Trailhead's admin can produce all four reports in one CSV export, in the troop steward's office, in under 5 minutes.

What this means for Council's risk

Trailhead reduces the Council's YPT risk surface relative to the status quo:

  • Today, troops coordinate via group texts, third-party signup tools, GroupMe, and Discord — most of which permit private DMs to minors and have no audit trail. Trailhead's adoption by a troop takes that risk off Council's surface area for that troop.
  • The structural protections in Trailhead are more restrictive than YPT's published baseline (e.g., parents have inbox-parity with Scouts, beyond what YPT requires).
  • The single-tenant deployment model means Trailhead has no path to cross-troop data leakage. One troop, one server.
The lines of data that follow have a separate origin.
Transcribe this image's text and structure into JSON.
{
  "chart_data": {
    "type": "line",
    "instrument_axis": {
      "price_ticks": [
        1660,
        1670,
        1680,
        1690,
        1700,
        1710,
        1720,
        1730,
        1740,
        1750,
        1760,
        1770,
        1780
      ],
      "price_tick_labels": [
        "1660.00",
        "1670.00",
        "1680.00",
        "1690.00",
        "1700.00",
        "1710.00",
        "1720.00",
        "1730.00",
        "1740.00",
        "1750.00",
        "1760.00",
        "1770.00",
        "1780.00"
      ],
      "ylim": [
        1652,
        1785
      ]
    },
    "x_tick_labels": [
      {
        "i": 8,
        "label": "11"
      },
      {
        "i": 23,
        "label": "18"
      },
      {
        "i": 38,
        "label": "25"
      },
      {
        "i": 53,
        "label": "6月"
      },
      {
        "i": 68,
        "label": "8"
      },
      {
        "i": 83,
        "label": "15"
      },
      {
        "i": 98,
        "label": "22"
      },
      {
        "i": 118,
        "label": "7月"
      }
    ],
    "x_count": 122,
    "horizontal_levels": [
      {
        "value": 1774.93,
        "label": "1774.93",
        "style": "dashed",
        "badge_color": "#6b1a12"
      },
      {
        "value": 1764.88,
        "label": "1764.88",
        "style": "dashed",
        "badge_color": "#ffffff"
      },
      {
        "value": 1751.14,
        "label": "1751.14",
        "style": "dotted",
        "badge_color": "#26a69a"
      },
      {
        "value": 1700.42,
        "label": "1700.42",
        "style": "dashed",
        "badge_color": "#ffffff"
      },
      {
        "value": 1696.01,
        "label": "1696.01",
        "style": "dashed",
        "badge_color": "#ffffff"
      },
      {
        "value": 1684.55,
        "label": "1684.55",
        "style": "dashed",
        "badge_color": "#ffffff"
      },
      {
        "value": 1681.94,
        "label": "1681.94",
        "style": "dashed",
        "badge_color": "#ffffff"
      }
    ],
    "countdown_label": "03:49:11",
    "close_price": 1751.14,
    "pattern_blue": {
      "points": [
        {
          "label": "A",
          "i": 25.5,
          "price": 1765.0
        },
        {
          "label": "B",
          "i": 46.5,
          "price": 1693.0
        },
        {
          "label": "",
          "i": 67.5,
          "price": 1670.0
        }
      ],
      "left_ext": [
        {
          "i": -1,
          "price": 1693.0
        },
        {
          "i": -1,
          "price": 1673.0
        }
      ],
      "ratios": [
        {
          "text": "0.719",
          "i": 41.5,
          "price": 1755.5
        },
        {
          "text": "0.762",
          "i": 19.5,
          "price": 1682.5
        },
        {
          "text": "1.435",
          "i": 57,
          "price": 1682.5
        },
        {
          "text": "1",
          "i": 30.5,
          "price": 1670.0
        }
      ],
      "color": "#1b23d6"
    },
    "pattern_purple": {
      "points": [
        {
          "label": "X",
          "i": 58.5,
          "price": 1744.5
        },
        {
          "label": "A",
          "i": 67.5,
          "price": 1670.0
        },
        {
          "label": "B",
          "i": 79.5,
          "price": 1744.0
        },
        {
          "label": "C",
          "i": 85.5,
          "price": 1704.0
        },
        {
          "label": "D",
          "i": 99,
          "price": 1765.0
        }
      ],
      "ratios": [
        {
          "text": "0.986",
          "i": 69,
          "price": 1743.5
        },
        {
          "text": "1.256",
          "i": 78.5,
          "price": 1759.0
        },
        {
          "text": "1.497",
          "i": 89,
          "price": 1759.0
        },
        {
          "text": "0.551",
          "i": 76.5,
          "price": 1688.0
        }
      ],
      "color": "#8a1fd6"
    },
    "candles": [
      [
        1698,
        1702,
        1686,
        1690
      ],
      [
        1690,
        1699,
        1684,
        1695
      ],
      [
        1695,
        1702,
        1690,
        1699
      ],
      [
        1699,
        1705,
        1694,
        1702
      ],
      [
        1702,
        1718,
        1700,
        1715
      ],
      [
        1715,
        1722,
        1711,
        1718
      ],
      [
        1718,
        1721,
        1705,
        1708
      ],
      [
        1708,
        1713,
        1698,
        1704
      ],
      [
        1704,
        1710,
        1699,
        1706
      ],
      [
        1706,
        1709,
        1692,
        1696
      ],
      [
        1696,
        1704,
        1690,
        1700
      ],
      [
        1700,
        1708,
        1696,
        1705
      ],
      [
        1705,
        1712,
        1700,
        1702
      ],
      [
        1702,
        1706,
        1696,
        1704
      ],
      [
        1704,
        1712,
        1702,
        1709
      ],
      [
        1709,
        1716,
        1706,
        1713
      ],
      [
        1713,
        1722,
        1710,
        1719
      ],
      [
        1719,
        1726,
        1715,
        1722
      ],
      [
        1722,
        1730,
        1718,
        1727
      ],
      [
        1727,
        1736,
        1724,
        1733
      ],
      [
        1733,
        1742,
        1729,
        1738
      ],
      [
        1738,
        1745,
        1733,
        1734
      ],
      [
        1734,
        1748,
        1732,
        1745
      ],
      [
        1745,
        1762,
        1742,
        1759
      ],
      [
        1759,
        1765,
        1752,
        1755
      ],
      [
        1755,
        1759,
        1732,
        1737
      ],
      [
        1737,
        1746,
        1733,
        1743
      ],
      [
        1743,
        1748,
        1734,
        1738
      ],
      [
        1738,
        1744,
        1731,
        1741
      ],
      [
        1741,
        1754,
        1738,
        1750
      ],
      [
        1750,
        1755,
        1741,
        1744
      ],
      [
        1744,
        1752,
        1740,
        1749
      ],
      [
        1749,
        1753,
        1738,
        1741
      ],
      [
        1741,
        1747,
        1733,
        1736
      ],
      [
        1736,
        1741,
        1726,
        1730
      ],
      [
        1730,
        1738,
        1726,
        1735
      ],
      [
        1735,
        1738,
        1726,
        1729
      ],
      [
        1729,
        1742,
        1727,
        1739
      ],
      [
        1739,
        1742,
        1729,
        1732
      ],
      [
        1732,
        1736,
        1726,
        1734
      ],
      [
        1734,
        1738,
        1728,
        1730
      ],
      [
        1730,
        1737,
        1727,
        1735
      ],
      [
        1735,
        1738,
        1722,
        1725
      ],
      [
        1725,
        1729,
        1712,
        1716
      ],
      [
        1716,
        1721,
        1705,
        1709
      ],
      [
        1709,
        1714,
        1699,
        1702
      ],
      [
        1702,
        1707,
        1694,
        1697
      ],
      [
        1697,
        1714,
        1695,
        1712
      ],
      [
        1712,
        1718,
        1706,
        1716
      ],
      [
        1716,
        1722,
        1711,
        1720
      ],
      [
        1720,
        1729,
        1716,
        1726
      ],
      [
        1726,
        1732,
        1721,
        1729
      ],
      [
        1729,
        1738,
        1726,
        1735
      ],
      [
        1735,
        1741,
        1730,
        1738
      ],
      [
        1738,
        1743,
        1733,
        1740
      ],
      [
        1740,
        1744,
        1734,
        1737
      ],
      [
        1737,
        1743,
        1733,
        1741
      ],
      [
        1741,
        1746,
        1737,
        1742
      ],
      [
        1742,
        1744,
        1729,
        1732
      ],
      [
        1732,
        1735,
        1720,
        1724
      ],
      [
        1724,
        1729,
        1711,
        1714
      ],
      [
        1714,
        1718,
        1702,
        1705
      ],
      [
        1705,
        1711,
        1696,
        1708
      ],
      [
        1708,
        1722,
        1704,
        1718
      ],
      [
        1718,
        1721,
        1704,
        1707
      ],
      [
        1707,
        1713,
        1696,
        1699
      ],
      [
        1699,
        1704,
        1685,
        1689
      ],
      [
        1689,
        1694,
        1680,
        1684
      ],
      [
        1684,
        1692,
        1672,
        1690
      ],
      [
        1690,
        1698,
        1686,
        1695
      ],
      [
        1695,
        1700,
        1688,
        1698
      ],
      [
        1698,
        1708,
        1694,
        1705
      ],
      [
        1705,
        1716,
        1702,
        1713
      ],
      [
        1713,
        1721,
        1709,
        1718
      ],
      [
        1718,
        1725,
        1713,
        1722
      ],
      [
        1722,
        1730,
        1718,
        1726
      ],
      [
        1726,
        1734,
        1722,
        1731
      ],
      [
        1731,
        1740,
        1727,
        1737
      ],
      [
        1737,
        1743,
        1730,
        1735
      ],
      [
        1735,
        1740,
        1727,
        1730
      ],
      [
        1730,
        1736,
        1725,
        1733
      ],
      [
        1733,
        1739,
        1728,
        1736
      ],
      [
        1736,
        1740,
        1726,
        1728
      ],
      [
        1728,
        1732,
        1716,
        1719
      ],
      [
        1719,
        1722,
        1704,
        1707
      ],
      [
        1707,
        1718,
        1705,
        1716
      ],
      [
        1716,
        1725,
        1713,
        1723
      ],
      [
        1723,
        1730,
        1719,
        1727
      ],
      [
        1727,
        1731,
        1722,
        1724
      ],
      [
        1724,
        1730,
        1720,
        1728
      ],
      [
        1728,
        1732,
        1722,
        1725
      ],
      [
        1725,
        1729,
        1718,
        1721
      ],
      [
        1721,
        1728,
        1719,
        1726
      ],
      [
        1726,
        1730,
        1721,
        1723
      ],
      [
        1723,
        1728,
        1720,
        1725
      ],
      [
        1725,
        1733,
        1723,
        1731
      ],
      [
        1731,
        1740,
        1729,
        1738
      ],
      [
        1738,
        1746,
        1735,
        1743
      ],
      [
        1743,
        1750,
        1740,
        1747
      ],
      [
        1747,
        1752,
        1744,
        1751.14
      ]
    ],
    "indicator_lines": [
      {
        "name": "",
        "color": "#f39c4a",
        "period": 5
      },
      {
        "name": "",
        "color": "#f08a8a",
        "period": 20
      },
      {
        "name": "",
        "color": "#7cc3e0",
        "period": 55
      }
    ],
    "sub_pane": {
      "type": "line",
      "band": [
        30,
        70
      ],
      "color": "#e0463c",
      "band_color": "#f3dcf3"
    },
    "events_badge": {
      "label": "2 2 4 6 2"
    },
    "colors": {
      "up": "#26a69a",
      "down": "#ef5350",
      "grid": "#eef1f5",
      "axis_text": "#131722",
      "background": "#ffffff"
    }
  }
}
Cost to the troop, the Council, and BSA

Zero. Trailhead is hosted by the volunteer who built it, on his own server, behind Cloudflare Tunnel, sustained by his company for five years. There is no subscription. There is no ad model. There is no email-harvesting rev share. There is no "pro tier" upsell. If the hosting deal ever ends, the codebase is self-host-able by any tech-comfortable parent in any troop.

— Plan at the trailhead. Live at the campsite.